しかも昼飯に紅竜、赤竜の進化した個体のステーキが出るなんて卒倒もんだろ。



「まあ大したものではないけど、食事しながら話そうか」


「あんたこの世界の常識もってる?」


「??一応ある程度は、まあ知ってるくらいの話だけどね」


「・・・そこらへんは悪魔か」


「まあ腹が減っては何もできないじゃないか、野菜も肉も沢山あるから、じっくり食べよう、緑火、ジョイナス君に水を入れてあげて」


「わかりました、我が主よ」


「いやいや失礼かもしれませんが、ちょっとゴブリンにしたら洗練されすぎじゃないすか」


「ありがとうございます」


目の前の紳士的なゴブリンにも自分の常識に目を回しながら水を受け取る。




結論、紅竜の竜肉のステーキはすげえうまかった、身が引き締まり脂身もほどよくとけて、あとなんか色々な見た事のない野菜のスープとか白米とか色々でてすげえうまかった。
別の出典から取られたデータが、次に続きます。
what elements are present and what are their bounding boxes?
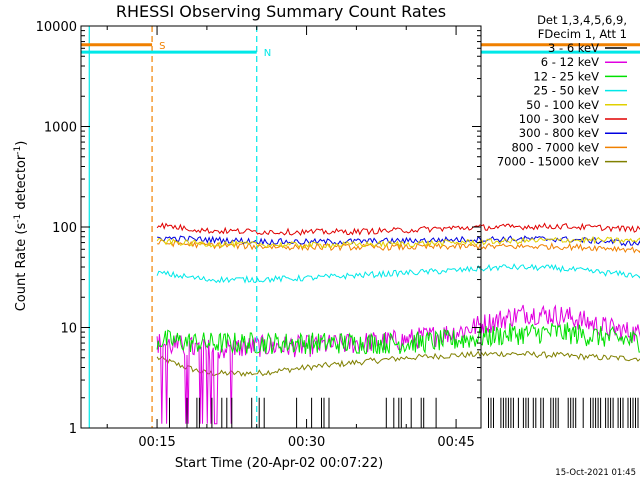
legend-header: Det 1,3,4,5,6,9,: [537, 13, 627, 27]
legend-entry-label: 300 - 800 keV: [519, 126, 599, 140]
series-line-800-7000-kev: [157, 239, 640, 254]
series-line-12-25-kev: [156, 322, 640, 355]
y-axis-label: Count Rate (s-1 detector-1): [13, 141, 29, 312]
legend-entry-label: 50 - 100 keV: [526, 98, 599, 112]
series-line-3-6-kev: [169, 397, 640, 428]
series-line-50-100-kev: [156, 235, 640, 249]
generation-timestamp: 15-Oct-2021 01:45: [555, 468, 636, 478]
legend: Det 1,3,4,5,6,9,FDecim 1, Att 13 - 6 keV…: [497, 13, 627, 169]
y-axis-label-part: ): [14, 141, 29, 146]
series-line-100-300-kev: [156, 222, 640, 237]
y-axis-label-part: Count Rate (s: [14, 223, 29, 312]
legend-entry-label: 25 - 50 keV: [533, 84, 599, 98]
legend-entry-label: 100 - 300 keV: [519, 112, 599, 126]
y-tick-label: 10: [60, 322, 77, 337]
flag-label: S: [159, 41, 165, 52]
y-tick-label: 1000: [44, 121, 77, 136]
legend-entry-label: 3 - 6 keV: [548, 41, 599, 55]
y-tick-label: 1: [69, 422, 77, 437]
y-axis-label-part: -1: [13, 214, 23, 223]
plot-frame: [80, 25, 482, 429]
flag-label: N: [264, 48, 271, 59]
legend-entry-label: 800 - 7000 keV: [511, 140, 599, 154]
series-line-7000-15000-kev: [156, 350, 640, 377]
y-tick-label: 10000: [36, 20, 77, 35]
legend-entry-label: 6 - 12 keV: [541, 55, 599, 69]
y-axis-label-part: detector: [14, 154, 29, 214]
x-axis-label: Start Time (20-Apr-02 00:07:22): [175, 456, 383, 471]
legend-entry-label: 12 - 25 keV: [533, 69, 599, 83]
x-tick-label: 00:45: [437, 435, 474, 450]
legend-entry-label: 7000 - 15000 keV: [497, 155, 599, 169]
series-line-25-50-kev: [156, 263, 640, 284]
series-line-6-12-kev: [156, 304, 640, 425]
chart-title: RHESSI Observing Summary Count Rates: [116, 2, 446, 21]
x-tick-label: 00:30: [288, 435, 325, 450]
series-line-300-800-kev: [157, 235, 640, 247]
y-axis-label-part: -1: [13, 146, 23, 155]
y-tick-label: 100: [52, 221, 77, 236]
x-tick-label: 00:15: [138, 435, 175, 450]
legend-header: FDecim 1, Att 1: [538, 27, 627, 41]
にこにこしながら嬉しそうにおかわりをしてくれるテンマさんを見ながら、俺的にはもうこの人はシロ、本来ならもっと警戒するべきなんだろうが、俺の勘では無害という感覚にシフトした。


悪魔とは生態系の頂点に君臨する絶対者の一人という認識が世の中にあるんだが、この男はなんだかんだ、同じ目線で話してくれる。


最初の出会いで信頼するのは危険かもしれないが、俺はこの悪魔は信頼していいと感じていた。



「さて、食事を終えてちょっとしたお願いがあるんだけど、大丈夫かな?


「願い事?」


俺は少し身構える。


「何、身構えなくていいよ、ただ人間の街に連れていってほしいだけだから、知識と実感というは違うからね」


「マジですか」


テンマさんの言葉に俺は少し冷や汗をかいた。

何故ならば新種の悪魔というだけで世界、とりわけこの世界の悪魔祓いの組織全体が動くわけだ。


善なる悪魔かそれとも悪たる悪魔か、悪魔を連れて歩くという事はランクオーバーに属する超常依頼に該当する。俺の一存では決められないのだ。


「何か問題でもあるのかな?僕の種族は結構問題ありそうだねえ、魔物自体を連れていくのも問題あるのかな?」


「いやテイマーという職業もいるから魔物自体は問題ないんだ、ただ悪魔という種族は、基本的に人類にとっての悪とされるのが通常だ、はじめからテンマさんみたいに友好的な悪魔ってのは希少なんだよ」


「なるほど、要は凶悪な力をもった人類においたする同族のせいで僕も警戒されてるというわけか」


「おいたレベルではなく存続レベルだけどね」


「ふむふむ、じゃあ悪いがこちらに御足労してもらうということでいいのかな?」


「まあ、多分そうなるかなあ?」


「なるほど」


そういうと同時に俺の頭に指先を触れる。


「ふむ、ごめんね、ジョイナス君、君の記憶をたどった」


「へ?」


「緑火、挨拶してくるよ、留守番頼むよ」


「了解しました」


「ほ?」


その瞬間俺とテンマさんの姿が消えた。